What is your best story?
The market (both traditional and indie) is flooded right now by writers who believe they have written their greatest achievement until their next story gets put down on paper. Some authors have reached their goal. Others have not, and they are the ones creating a vast problem.
Many authors have no idea what their best story can be because they haven’t studied the craft of storytelling. Increasingly the level for excellence has been lowered while the availability for publication has increased.
Yes, this business is a subjective one. An editor looks at a story and decides it doesn’t have what it takes. Another reviews the same manuscript, and he feel it’s the author’s breakout novel. Independent writers, so proud of their prose that they believe it can rise above the millions of other published works, place it in the market. Some readers love it. Others hate it.
How in the world is an author supposed to craft their best story in such an industry where beauty is truly in the eyes of the beholder?
I used a key word in that leading question. Did you see it?
Right in the middle is the word craft.
Craft is vital to storytelling. Putting a story onto paper is only the beginning. The first draft, maybe even the second draft of a story does not mean it is a finished work of art. Much like a sculptor, the author needs to chisel away words, scenes, entire chapters. In the same way a painter does, an author needs to color the prose with conflict, emotion, and vibrant pictures. These are aided by voice, by grammar, by the proper (and sometimes improper) placement of punctuation, and by style.
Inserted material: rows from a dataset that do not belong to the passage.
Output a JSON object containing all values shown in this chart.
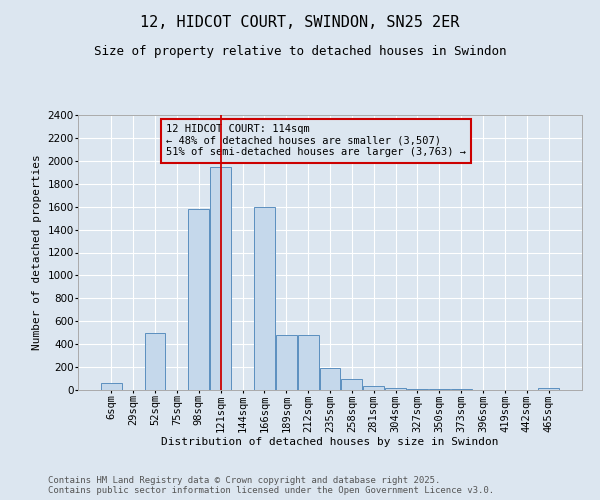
{
  "title": "12, HIDCOT COURT, SWINDON, SN25 2ER",
  "subtitle": "Size of property relative to detached houses in Swindon",
  "xlabel": "Distribution of detached houses by size in Swindon",
  "ylabel": "Number of detached properties",
  "background_color": "#dce6f0",
  "bar_color": "#c5d8eb",
  "bar_edge_color": "#5b8fbf",
  "grid_color": "#ffffff",
  "annotation_box_color": "#cc0000",
  "annotation_line_color": "#cc0000",
  "categories": [
    "6sqm",
    "29sqm",
    "52sqm",
    "75sqm",
    "98sqm",
    "121sqm",
    "144sqm",
    "166sqm",
    "189sqm",
    "212sqm",
    "235sqm",
    "258sqm",
    "281sqm",
    "304sqm",
    "327sqm",
    "350sqm",
    "373sqm",
    "396sqm",
    "419sqm",
    "442sqm",
    "465sqm"
  ],
  "values": [
    60,
    0,
    500,
    0,
    1580,
    1950,
    0,
    1600,
    480,
    480,
    195,
    95,
    35,
    20,
    10,
    8,
    5,
    3,
    2,
    0,
    18
  ],
  "ylim": [
    0,
    2400
  ],
  "yticks": [
    0,
    200,
    400,
    600,
    800,
    1000,
    1200,
    1400,
    1600,
    1800,
    2000,
    2200,
    2400
  ],
  "property_bar_index": 5,
  "annotation_text": "12 HIDCOT COURT: 114sqm\n← 48% of detached houses are smaller (3,507)\n51% of semi-detached houses are larger (3,763) →",
  "footer_line1": "Contains HM Land Registry data © Crown copyright and database right 2025.",
  "footer_line2": "Contains public sector information licensed under the Open Government Licence v3.0.",
  "title_fontsize": 11,
  "subtitle_fontsize": 9,
  "annotation_fontsize": 7.5,
  "axis_label_fontsize": 8,
  "tick_fontsize": 7.5,
  "footer_fontsize": 6.5
}
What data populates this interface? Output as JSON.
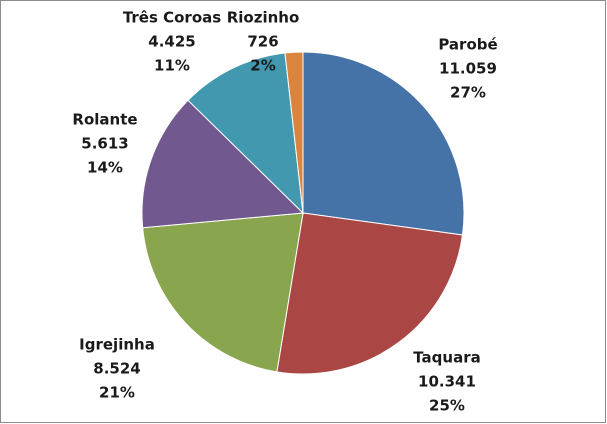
{
  "chart_data": {
    "type": "pie",
    "categories": [
      "Parobé",
      "Taquara",
      "Igrejinha",
      "Rolante",
      "Três Coroas",
      "Riozinho"
    ],
    "values": [
      11059,
      10341,
      8524,
      5613,
      4425,
      726
    ],
    "value_labels": [
      "11.059",
      "10.341",
      "8.524",
      "5.613",
      "4.425",
      "726"
    ],
    "percent_labels": [
      "27%",
      "25%",
      "21%",
      "14%",
      "11%",
      "2%"
    ],
    "colors": [
      "#4572A7",
      "#AA4643",
      "#89A54E",
      "#71588F",
      "#4198AF",
      "#DB843D"
    ]
  }
}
I’m afraid that in today’s world of publishing (in both traditional and indie), crap instead of craft is the key word. Individuals who long to be authors aren’t satisfied with rejection, even when the rejections are specific enough to help a writer begin to craft a story into a masterpiece. They do not want to take the time it takes to learn how to craft a story. They lean upon the “subjective” nature of the work. “Well, not everyone is going to like it.”
Couple the authors inattention to craft with editors (both in-house and freelance) who haven’t studied the craft of storytelling, the art of punctuation, and the refinement of grammar, and the industry has a very big problem. Horrible novels are flooding the marketplace, tainting the industry—especially the Christian publishing industry, which has had to fight this stigma from the beginning.
The beginning of the solution lies in self-editing. To do so, though, an author must learn the craft of storytelling, the art of punctuation, the refinement of grammar and using it to tell the best story ever. He or she must also learn to discern good advice from bad, to lay aside his or her bias toward a manuscript and begin to realize whose subjectivity is the best to lean upon.